At this stage, observation is made of how easily the pupils can handle it, how easily they can follow the instructions for usage, how safe it is for the level of users, the durability, and so on.
Apart from these, the effectiveness of the use of learning of the particular objectives is measured or evaluated through tests, questionnaires, interviews, or any other appropriate measures.
This stage is that of Revision of the instructional materials based on the data collected during step five. For example, it may have been discovered that there were sharp edges which injured the pupils while they used the quadrilaterals made from wood, (which the teacher had considered the cheapest and most easily available).
The teacher may now decide on which type of quadrilaterals (made from other materials) might be most suitable for use.
It is after these steps have been concluded that the instructional material can then be systematically integrated into the instructional system, thereby bringing about effectiveness in the whole teaching-learning process.
The Learning Resource Centre
Learning Resource Centre (LRC), Educational Resource Centre (ERC), Instructional Material Centre (IIMC), Educational Technology Centre (ET Centre), Instructional Technology Centre and so on is various terms used for the same thing.
It is the area in a formal education setting used primarily for the storage, supply and utilization of learning resources which have been organized into an integrated collection of materials of all types (print, auditory, visual, kits, games) along with any devices and special settings (for example, carrels) needed to use the materials – AECT (1979).
In essence, an LRC is an environment or a place where a wide range of resources such as books, non-books, printed and graphic materials, audio-visual software and the apparatus needed for their operation; and objects such as models, specimens and so on are stored and made available for teachers and learners to supplement the formal learning that takes place in the classroom.
Functions of the LRC
The LRC is made up of various units which perform the following functions:
The IMC circulates instructional materials and equipment such as in a normal library and others such as pictures, recordings, filmstrip/slides, motion pictures, information/data from computer diskettes, compact discs and so on.
The LRC provides for individual study. The reference materials usually associated with a library such as books, periodicals, encyclopaedias, and indexes are all included.
In addition, facilities must be provided for viewing projected materials and listening to audio recordings.

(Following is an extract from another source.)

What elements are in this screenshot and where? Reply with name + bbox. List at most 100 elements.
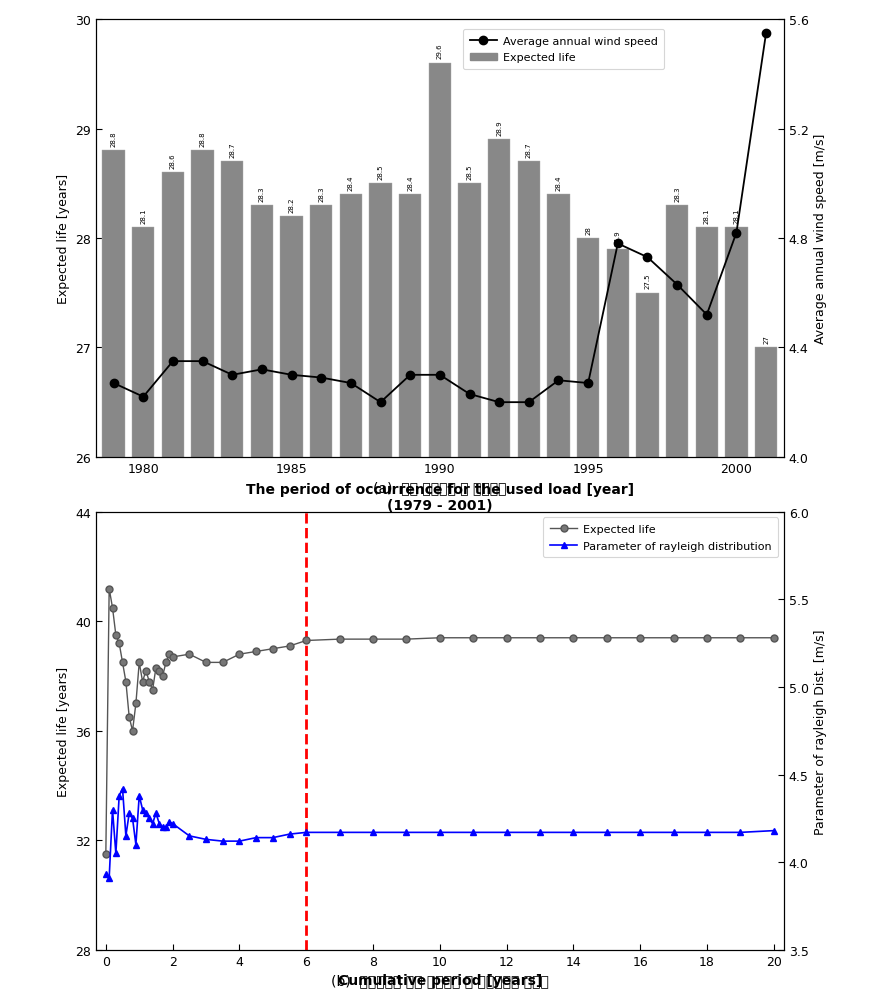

The LRC provides facilities for the teacher and/or learners to make instructional media. Production facilities which could be provided are mounting facilities
(to mount pictures, drawings etc on different surfaces), facilities for producing messages on transparencies, others are facilities for lettering, colouring, duplicating, copying, photography and so on.
Units within the LRC
To perform the functions as outlined, an LRC must have the following units.
Production Unit (for production of materials)
Instructional Unit (caters to the teachers)
Technical Unit (repairs, servicing general maintenance)
Learner’s Unit (reaching areas, carrels etc)
And Administrative Unit (caters to the welfare of staff)
Organization of LRC
The learning resource Centre can cater for different levels of Education. There could be an LRC within a primary school, secondary school or tertiary institution. Various institutions could also come together to be serviced by a single LRC.
LRCs could also exist at the State and National levels. In Nigeria, at the National level, we have the National Educational Technology Centre (NETC) located in Kaduna.
At the State level, we have an Educational Resource Centre (ERC). At the tertiary institution, there are Centres for Educational Technology (CET) and at the Secondary school level – Learning Resources Centres (LRC).
All these centres perform different roles depending on which levels of education they are geared towards and therefore they are organized differently.